At least half of professionals tasked with product development say reactive or proactive software security processes slow their time to market — the view concerns professionals in risk more than those in IT, according to Security Compass.
Throughout the build cycle, companies should have stamps of forensic artifacts logged in something like a Security Information and Event Management (SIEM), which is atypical to do, according to Stamos. If an attacker tries to erase their attacks, the logged artifacts could guide the build back to before the deviation.
Security teams can run into issues with applying forensic stamps to third parties. "Strong chains of trust throughout the build cycle are still an uncommon occurrence in most environments me and my teams have interacted with," said Mesta.
Security teams need to cultivate a sense of accountability — backed by technology — for each portion of shipped code. "A really smart thing to do is to have them pick out a specific function in a DLL, a specific function in a ship executable, and then to work backwards," said Stamos.

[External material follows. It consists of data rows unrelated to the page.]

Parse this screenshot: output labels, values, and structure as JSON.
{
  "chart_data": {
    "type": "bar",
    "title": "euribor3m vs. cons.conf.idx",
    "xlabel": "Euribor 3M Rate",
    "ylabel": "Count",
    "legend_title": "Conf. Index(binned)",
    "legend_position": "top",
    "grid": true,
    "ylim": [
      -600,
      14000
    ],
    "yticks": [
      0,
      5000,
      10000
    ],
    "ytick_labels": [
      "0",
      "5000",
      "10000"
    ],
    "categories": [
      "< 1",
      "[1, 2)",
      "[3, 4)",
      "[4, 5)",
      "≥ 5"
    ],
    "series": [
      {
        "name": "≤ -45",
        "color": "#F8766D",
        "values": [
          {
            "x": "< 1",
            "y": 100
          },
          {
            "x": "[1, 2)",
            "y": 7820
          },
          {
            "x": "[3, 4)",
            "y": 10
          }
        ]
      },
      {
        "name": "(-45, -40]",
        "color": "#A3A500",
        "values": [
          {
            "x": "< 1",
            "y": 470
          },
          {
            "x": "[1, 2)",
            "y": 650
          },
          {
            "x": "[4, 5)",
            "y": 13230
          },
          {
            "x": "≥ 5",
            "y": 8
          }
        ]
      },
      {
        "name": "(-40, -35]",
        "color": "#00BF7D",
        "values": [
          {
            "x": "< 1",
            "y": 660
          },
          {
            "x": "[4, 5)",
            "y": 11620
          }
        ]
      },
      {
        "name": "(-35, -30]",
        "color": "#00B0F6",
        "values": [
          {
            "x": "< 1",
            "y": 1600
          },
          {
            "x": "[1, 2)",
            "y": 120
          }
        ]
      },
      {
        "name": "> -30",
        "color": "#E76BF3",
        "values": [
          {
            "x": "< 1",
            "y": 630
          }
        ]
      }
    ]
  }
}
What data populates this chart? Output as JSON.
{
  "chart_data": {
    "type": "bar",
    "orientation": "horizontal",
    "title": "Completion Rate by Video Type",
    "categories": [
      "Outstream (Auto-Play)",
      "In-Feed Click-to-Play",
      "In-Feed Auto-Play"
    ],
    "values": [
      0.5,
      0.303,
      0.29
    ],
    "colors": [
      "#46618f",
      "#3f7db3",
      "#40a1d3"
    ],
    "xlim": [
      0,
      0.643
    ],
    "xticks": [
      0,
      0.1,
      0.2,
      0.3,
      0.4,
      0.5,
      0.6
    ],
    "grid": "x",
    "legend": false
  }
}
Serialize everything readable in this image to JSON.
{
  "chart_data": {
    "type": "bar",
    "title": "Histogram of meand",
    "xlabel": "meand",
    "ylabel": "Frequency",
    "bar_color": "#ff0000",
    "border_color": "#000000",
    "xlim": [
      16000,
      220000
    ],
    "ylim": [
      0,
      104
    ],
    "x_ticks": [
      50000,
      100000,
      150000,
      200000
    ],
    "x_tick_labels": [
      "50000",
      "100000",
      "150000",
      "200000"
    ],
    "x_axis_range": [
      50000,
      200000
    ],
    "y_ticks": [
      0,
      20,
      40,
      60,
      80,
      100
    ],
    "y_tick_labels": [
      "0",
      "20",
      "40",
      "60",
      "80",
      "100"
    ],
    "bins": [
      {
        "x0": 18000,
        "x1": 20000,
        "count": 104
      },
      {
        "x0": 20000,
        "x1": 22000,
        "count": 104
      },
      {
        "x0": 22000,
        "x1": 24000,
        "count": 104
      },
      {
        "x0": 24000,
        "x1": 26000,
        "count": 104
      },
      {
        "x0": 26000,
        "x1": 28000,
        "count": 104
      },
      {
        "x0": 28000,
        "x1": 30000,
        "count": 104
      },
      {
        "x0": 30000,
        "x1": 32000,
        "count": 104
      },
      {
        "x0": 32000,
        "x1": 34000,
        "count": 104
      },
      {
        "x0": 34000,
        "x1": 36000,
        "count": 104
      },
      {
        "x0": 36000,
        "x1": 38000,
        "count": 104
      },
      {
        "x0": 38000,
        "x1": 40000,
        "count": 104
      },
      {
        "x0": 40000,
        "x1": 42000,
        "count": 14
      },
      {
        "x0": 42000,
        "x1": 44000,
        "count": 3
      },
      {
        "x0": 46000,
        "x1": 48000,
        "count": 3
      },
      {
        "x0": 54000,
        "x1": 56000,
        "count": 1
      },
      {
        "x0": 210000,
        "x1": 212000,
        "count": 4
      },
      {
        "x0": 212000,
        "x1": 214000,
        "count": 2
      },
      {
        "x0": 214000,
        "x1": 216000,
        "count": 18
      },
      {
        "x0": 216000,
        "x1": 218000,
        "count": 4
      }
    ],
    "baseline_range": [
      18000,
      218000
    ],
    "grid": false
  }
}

Engineers tied to accountability will identify who wrote the code and whether it matches the intended object code. Companies can also use accountability to enforce encryption or hashing to provide context to each stage of the build. "This traverses all the way back to the developer laptop and up the chain to a SIEM or other logging mechanism," said Mesta.
Eventually security teams and engineers will widen their focus beyond vulnerabilities, and onto spaces in the attack surface attackers find attractive. Breaking down the build cycle beyond coding manipulations will make it so less vulnerabilities can be made.
For SolarWinds, having just-in-time access for multiple build pipelines and environments is reducing consistent compromise, said SolarWinds CEO Sudhakar Ramakrishna, during the webcast. "Those things are in process."